We are trying to figure out where to put our money to generate the largest income. We are ready to sell the town home and either downsize or rent. We like to travel economically. We plan on taking Social Security as soon as we qualify--- while it still lasts. Any suggestions or direction would be greatly appreciated. ---G. G., by email from Dallas
A. Putting a major emphasis on current cash generation will result in a rapidly falling standard of living as you age. At age 62 your life expectancy will be about 19 years. At the same age, your wife has an expectancy of about 22 years. When two 62-year-olds live together, however, one of them can be expected to live 29 years.
However you cut it, retiring at 62 means you're planning on surviving on something other than work for a really long time.
That's why most people should be thinking about retiring later--- at age 65, 66 or 70 rather than ASAP. So don't focus on the highest possible income you can generate at this moment. Instead, I suggest that you play with ESPlanner/basic. This is the financial planning software I have written about in many columns and in "Spend 'til the End" (Simon & Schuster, 2008) with economist Laurence J. Kotlikoff. A simplified version is now available, free, online at http://basic.esplanner.com
Using it and the data you provided, I found that you and your wife may be able to sustain annual spending after taxes, Medicare, and current shelter of nearly $40,000 a year--- if you can earn a return of 3 percent a year over a 3 percent average rate of inflation. That’s a conservative total return of 6 percent.

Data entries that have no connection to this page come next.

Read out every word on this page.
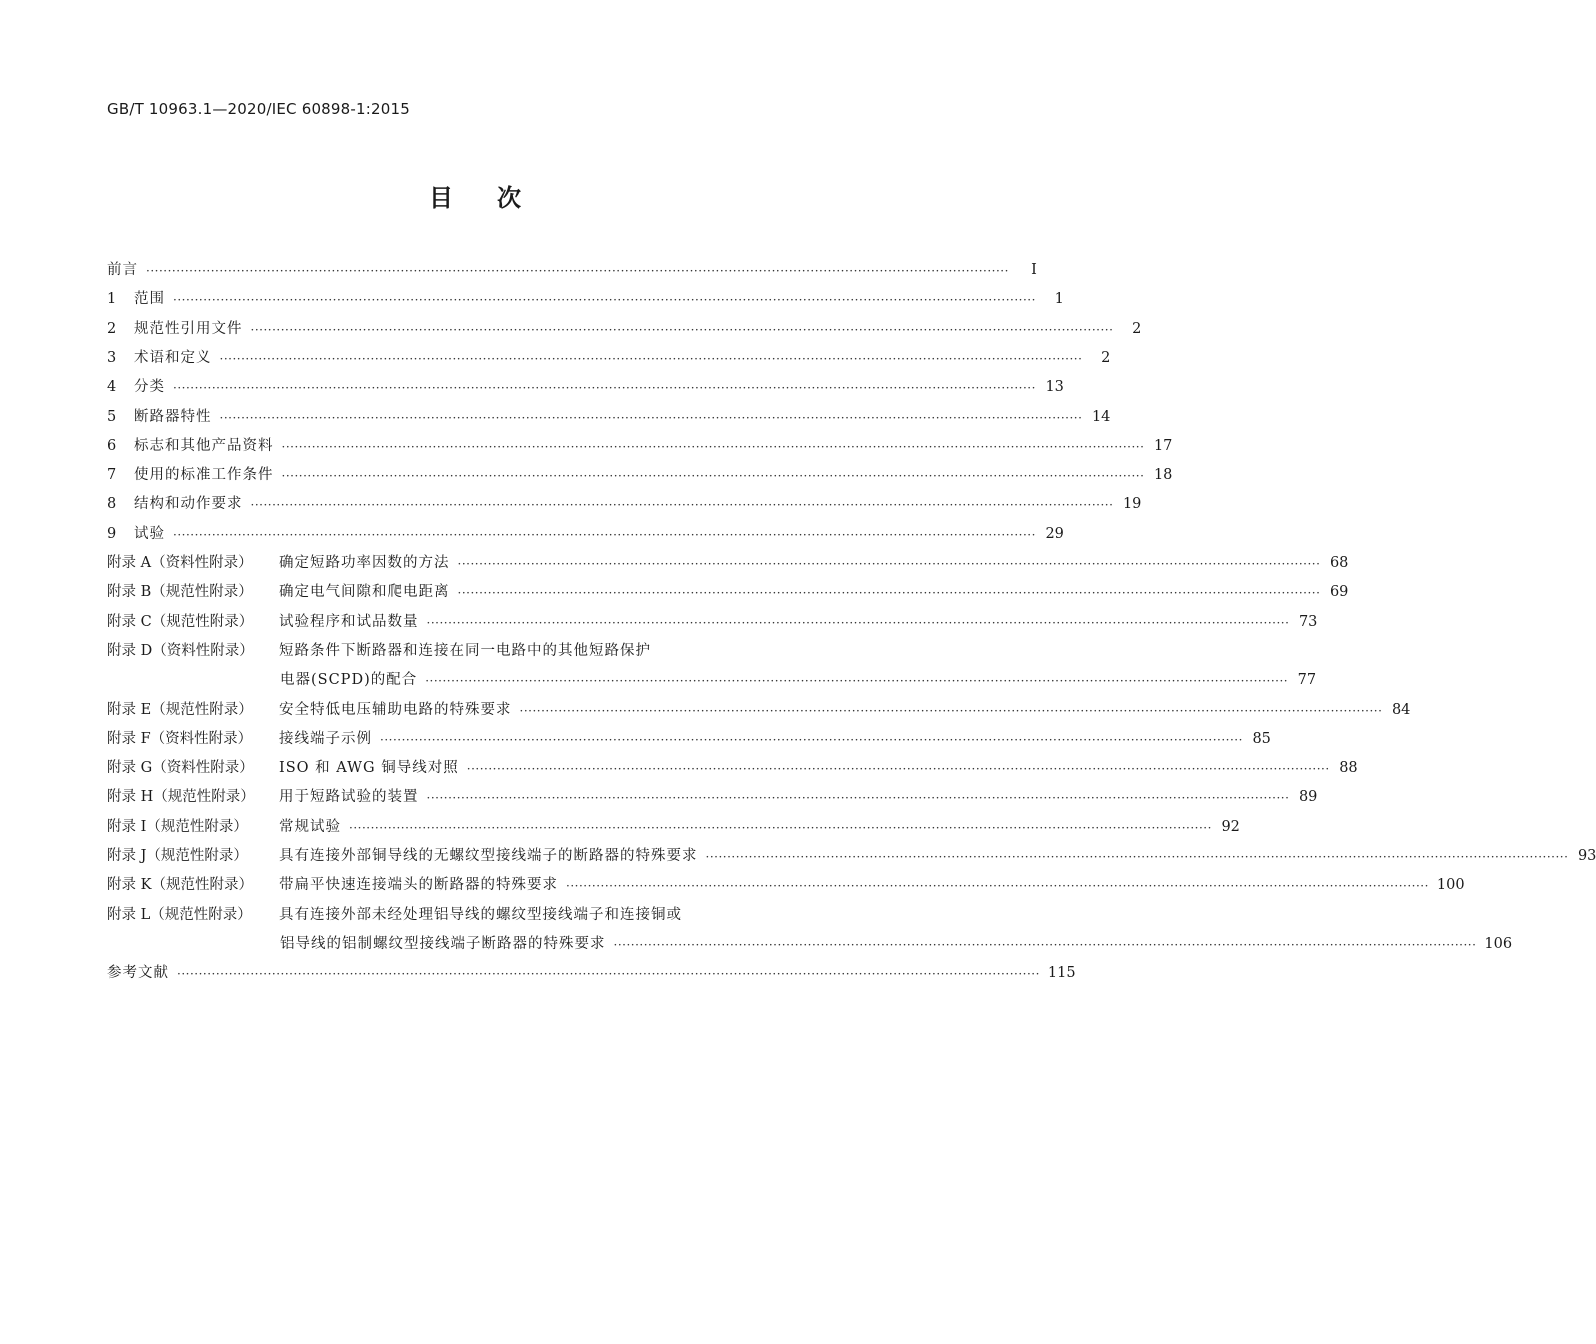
GB/T 10963.1—2020/IEC 60898-1:2015
目 次
前言 ········································································································································································································	Ⅰ
1	范围 ········································································································································································································	1
2	规范性引用文件 ········································································································································································································	2
3	术语和定义 ········································································································································································································	2
4	分类 ········································································································································································································ 13
5	断路器特性 ········································································································································································································ 14
6	标志和其他产品资料 ········································································································································································································ 17
7	使用的标准工作条件 ········································································································································································································ 18
8	结构和动作要求 ········································································································································································································ 19
9	试验 ········································································································································································································ 29
附录 A（资料性附录）	确定短路功率因数的方法 ········································································································································································································ 68
附录 B（规范性附录）	确定电气间隙和爬电距离 ········································································································································································································ 69
附录 C（规范性附录）	试验程序和试品数量 ········································································································································································································ 73
附录 D（资料性附录）	短路条件下断路器和连接在同一电路中的其他短路保护
电器(SCPD)的配合 ········································································································································································································ 77
附录 E（规范性附录）	安全特低电压辅助电路的特殊要求 ········································································································································································································ 84
附录 F（资料性附录）	接线端子示例 ········································································································································································································ 85
附录 G（资料性附录）	ISO 和 AWG 铜导线对照 ········································································································································································································ 88
附录 H（规范性附录）	用于短路试验的装置 ········································································································································································································ 89
附录 I（规范性附录）	常规试验 ········································································································································································································ 92
附录 J（规范性附录）	具有连接外部铜导线的无螺纹型接线端子的断路器的特殊要求 ········································································································································································································ 93
附录 K（规范性附录）	带扁平快速连接端头的断路器的特殊要求 ········································································································································································································ 100
附录 L（规范性附录）	具有连接外部未经处理铝导线的螺纹型接线端子和连接铜或
铝导线的铝制螺纹型接线端子断路器的特殊要求 ········································································································································································································ 106
参考文献 ········································································································································································································ 115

This took about 10 minutes. The output included tables of constant dollar expenses, state and federal income taxes, rising Medicare premiums and changes in net worth until death at age 100. (Just to be on the safe side.)
You may want to play "what if" and fine-tune things. One exercise would be to see what happens to your lifetime $40,000 of spending power if you sell your house and rent. I hope you and other readers will start thinking about smoothing your living standard over your (long) remaining years of life.
It's easy--- now you can become your own financial planner online. (Collection of columns on ESPlanner)
Q. My husband, age 66, just signed up and started receiving his Social Security benefits. He assures me that because of his age, he can work and earn income without his benefits being taxed or affected in any way. I assume he will pay taxes on any work-related income. Is this correct?----M. C., by email
A. Your husband is in for a surprise. If he was born in 1943, his "full retirement age" is 66. All those born between 1943 and 1954 have 66 as their full retirement age. Since he took his benefits when he reached full retirement age, he doesn't face what many early retirees face--- the possibility of having to return a portion of his benefits if he earns too much wage income.
Unfortunately, that has nothing to do with the taxation of Social Security benefits. If your household income from any source--- wages, dividends, interest, pensions, rents, capital gains, or even tax-free bonds--- exceeds certain limits, up to 85 percent of your combined Social Security benefits can be added to your taxable income. As a result, your income tax bill in retirement can be a lot larger than you thought it would be.
Suppose, for instance, that your combined Social Security income is $30,000. If your other income sources exceed certain amounts, you may have to pay income taxes on as much as $25,500 of benefits that would not be taxed if your other income was lower. It is little complexities like this that make using software like ESPlanner (mentioned above) essential. The software knows the tax law and calculates accordingly.